Congress and the Classroom: From the Cold War to "No Child Left Behind" (BOOK): by Lee W. Anderson

Covering in depth 50 years of American education history, Anderson's scholarly work considers Congress's role in federal government education policies, drawing principally from congressional records but rendering them in surprisingly accessible prose. Following congress from its initial reluctance to involve itself in state educational affairs to its current bipartisan belief in federal education investment, Anderson traces the debate from the Ordinance of 1785 to the landmark National Defense Act of 1958 to the "large-scale compromise" of the No Child Left Behind act, which balances "federal support and high-stakes accountability."

Anderson has an eye for the telling quote, such as then-President Ford's prescient remark that the Education for All Handicapped Children Act of 1975 "will remain in effect even though the Congress appropriates far less than the amounts contemplated," cutting to the quick of a persistent problem in all American educational legislation: woeful underfunding. By keeping his analysis to a relatively small segment of the debate that touches so many, and by focusing on the last five decades of enacted legislation, Anderson has crafted a worthwhile and clarifying look at the changing face of federal educational funding.
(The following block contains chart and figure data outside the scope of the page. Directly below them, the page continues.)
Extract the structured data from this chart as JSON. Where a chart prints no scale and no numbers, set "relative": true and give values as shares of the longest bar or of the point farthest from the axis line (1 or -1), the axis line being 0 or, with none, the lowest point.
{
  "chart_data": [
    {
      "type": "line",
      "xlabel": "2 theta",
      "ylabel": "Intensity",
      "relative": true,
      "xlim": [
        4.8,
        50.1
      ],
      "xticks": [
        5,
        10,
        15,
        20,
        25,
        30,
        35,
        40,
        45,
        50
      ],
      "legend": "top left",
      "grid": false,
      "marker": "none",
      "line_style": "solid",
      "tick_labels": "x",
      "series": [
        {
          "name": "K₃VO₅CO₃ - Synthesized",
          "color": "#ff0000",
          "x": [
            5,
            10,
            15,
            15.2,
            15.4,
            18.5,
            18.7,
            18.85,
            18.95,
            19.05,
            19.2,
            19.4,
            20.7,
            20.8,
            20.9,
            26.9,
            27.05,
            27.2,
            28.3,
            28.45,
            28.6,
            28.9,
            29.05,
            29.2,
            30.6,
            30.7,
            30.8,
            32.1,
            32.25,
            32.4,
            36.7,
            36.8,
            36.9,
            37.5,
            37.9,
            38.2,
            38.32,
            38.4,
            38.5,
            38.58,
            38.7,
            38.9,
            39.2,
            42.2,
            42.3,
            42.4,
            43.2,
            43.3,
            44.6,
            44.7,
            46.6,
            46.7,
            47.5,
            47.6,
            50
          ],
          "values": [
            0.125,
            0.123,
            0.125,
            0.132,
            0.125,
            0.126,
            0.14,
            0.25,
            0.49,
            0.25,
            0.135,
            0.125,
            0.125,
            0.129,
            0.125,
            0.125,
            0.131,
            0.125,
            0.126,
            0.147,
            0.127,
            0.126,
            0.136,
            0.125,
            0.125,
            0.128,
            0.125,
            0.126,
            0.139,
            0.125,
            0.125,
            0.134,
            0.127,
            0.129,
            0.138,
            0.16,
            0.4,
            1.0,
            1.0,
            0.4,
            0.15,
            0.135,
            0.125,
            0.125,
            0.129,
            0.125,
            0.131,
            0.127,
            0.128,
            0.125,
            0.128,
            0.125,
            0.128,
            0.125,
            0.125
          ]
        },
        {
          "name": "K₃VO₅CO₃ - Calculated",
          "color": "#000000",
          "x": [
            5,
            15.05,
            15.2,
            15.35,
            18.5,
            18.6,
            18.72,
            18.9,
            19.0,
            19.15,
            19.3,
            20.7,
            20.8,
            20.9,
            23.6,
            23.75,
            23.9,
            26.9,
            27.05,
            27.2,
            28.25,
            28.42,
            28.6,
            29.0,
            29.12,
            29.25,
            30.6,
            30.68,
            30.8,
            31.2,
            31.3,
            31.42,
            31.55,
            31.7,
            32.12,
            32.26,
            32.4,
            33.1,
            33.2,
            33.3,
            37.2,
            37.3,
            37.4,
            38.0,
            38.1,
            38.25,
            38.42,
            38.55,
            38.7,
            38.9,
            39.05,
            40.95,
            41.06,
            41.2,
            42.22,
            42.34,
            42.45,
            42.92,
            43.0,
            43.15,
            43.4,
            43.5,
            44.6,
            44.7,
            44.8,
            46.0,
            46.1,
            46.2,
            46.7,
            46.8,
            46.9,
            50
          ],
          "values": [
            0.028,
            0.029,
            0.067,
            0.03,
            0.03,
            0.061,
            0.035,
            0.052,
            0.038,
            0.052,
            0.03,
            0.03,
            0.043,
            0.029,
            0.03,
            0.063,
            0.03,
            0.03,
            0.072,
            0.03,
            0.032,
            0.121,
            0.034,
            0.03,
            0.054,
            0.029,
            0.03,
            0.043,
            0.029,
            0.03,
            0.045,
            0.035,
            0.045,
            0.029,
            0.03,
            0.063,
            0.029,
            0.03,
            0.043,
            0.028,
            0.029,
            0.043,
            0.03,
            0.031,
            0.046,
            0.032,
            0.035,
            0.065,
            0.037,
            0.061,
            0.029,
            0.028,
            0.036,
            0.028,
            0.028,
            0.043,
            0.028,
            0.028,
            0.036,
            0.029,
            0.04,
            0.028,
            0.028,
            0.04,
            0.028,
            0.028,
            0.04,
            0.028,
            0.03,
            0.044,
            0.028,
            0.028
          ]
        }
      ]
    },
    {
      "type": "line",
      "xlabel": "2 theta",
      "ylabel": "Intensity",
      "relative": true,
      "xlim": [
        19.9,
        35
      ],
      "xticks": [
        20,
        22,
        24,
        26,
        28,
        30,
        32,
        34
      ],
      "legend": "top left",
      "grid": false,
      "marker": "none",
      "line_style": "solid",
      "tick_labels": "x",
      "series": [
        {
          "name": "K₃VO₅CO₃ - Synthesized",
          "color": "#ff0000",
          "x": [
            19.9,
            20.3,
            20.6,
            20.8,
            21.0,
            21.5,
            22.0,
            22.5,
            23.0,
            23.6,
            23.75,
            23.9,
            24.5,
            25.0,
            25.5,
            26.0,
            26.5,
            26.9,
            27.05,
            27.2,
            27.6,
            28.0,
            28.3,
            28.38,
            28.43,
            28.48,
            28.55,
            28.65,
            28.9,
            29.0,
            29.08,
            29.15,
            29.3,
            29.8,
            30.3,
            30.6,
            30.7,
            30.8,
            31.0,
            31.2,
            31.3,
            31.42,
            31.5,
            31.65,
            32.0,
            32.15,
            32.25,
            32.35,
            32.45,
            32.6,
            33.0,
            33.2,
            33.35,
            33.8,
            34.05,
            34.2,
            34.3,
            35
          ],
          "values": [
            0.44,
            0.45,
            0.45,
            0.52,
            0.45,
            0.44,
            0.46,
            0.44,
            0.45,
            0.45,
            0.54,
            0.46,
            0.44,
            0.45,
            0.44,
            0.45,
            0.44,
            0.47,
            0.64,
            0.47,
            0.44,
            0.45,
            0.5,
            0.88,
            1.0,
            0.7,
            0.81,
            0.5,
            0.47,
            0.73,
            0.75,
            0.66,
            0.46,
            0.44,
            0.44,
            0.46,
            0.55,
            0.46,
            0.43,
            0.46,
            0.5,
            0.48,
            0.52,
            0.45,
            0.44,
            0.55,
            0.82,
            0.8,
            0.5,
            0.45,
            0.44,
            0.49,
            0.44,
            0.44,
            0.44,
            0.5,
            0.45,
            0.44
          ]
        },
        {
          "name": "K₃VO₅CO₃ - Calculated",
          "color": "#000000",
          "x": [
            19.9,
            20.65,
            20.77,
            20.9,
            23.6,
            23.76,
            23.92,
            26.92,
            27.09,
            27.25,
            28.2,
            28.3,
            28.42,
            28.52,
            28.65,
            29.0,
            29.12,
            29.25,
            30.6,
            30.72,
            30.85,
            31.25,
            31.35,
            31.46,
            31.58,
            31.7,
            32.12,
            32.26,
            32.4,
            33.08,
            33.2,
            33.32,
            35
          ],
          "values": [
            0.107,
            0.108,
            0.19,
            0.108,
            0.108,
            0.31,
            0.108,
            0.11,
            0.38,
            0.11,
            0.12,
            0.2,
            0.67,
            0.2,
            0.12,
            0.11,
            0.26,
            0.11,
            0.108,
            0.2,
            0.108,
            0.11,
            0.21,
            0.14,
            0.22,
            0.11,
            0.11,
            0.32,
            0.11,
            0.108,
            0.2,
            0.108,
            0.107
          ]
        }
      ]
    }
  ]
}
Negotiating Literacy Learning: Exploring the Challenges and Achievements of Struggling Readers (BOOK): Edited by Janine K. Bixler

Teaching professionals encounter students at varying levels of literacy proficiency and achievement. Negotiating Literacy Learning brilliantly illustrates eight real-life examples of children who struggle with reading, outlining the steps eight master teachers take to diagnose and remediate those problems. The cases shared in this text identify reading difficulties that teachers typically encounter in their classrooms, walking readers through each teacher's method for negotiating learning. Cases are organized in a clear and succinct manner, beginning with assessments followed by an instructional decision-making process to demonstrate a methodology you can follow to ensure that your students reach their literacy potential. This book is for all professionals who believe that teaching requires a commitment to learning from and listening to students in order to improve teaching responses.